Ce 16 juillet 2015, la Cour européenne des droits de l’homme a condamné la France pour une arrestation violente commise, en 2004, lors d’un contrôle par des membres de la police de la SNCF, la Suge (Service de surveillance généralisée). La victime, Abdelkader Ghedir, ressortissant algérien, vit depuis dans un fauteuil. Cette condamnation pour « traitements inhumains ou dégradants » intervient après qu’une enquête du Défenseur des droits a, au cours de l’hiver, confirmé les informations diffusées par Mediapart sur le comportement raciste et homophobe d’agents de cette même Suge, à Montpellier. La direction de la Suge n’a pris sur le moment aucune sanction contre les agents mis en cause.
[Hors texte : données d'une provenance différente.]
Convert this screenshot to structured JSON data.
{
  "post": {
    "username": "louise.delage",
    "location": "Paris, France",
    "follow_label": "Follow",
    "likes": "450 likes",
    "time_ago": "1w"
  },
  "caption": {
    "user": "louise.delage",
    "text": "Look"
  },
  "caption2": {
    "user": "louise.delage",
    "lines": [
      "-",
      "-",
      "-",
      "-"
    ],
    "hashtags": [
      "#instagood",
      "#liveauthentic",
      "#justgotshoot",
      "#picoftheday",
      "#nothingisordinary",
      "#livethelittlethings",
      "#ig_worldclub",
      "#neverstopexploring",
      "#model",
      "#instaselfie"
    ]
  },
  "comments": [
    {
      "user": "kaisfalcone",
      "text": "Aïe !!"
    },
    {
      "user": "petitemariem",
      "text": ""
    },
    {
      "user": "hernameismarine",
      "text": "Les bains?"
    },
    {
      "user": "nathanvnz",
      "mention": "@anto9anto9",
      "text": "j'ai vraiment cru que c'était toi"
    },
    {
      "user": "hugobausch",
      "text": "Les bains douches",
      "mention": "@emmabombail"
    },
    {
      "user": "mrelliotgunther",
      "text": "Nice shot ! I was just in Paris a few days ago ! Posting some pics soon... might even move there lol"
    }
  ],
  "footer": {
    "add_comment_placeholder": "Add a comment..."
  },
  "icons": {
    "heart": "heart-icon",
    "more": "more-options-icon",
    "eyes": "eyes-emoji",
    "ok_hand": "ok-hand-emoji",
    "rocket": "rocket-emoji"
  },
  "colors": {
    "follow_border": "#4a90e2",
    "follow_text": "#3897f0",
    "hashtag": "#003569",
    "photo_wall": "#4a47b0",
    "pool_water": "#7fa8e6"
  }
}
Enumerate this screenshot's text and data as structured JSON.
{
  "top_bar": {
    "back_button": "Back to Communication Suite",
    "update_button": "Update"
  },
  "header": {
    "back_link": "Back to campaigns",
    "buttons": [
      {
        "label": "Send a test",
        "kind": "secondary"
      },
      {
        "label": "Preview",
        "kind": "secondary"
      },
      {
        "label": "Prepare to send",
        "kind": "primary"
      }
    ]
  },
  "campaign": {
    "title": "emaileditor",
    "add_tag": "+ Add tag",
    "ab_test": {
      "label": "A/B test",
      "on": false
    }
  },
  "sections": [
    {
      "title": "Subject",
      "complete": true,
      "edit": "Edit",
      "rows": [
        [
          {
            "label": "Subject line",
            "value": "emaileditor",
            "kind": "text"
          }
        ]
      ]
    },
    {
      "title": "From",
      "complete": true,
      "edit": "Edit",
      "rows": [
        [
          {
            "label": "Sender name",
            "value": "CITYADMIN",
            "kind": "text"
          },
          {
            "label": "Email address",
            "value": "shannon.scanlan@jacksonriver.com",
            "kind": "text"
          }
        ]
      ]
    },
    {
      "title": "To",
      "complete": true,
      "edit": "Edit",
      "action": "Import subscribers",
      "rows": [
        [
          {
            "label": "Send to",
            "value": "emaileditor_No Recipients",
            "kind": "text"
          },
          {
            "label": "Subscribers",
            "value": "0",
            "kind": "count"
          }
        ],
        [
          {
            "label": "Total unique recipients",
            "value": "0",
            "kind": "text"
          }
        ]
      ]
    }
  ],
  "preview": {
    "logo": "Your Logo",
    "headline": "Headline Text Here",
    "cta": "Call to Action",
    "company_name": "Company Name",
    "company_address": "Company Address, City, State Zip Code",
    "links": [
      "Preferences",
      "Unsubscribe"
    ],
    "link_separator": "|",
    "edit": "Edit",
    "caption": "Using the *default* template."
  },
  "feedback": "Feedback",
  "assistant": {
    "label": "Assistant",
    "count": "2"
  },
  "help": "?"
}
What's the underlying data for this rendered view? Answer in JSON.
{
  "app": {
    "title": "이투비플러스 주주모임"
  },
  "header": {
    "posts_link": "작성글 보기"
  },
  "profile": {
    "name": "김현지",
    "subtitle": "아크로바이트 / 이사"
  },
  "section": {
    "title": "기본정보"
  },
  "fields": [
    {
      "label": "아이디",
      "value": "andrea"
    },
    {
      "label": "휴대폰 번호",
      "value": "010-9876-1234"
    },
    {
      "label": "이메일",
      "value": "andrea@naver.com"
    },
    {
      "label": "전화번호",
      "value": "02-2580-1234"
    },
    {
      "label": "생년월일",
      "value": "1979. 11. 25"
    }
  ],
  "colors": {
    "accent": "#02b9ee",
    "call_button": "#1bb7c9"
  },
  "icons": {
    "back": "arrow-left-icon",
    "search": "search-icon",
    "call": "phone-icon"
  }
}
Ces faits conduisent Aser à réitérer fermement ses propositions. Outre la nécessité que le ministre de l’Intérieur suspende l’usage des Flashballs, il y a urgence à créer un organe externe, permanent et indépendant de contrôle de tous les services de police, gendarmerie, surveillance et sécurité. Pour être efficient, cet organe devra avoir le pouvoir d’examiner dans le détail le fonctionnement général des services de sécurité, en amont et aval de leurs formations et interventions. La supervision et le contrôle exercés ne devront pas en être limités à des avis et recommandations, cet organe devra disposer d’un droit de suite permettant une évaluation des mesures prises dans ces services suite aux préconisations formulées à leur endroit.

 

Représentant du Réseau d’Action International sur les Armes Légères (RAIAL) pour l’Europe, ASER (Action Sécurité Éthique Républicaines) lutte pour le respect des Droits de l’Homme dans les transferts d’armes, et dans le champ de la sécurité, dont le maintien de l’ordre, par les services de police et de sécurité.

ASER est accréditée aux Nations unies.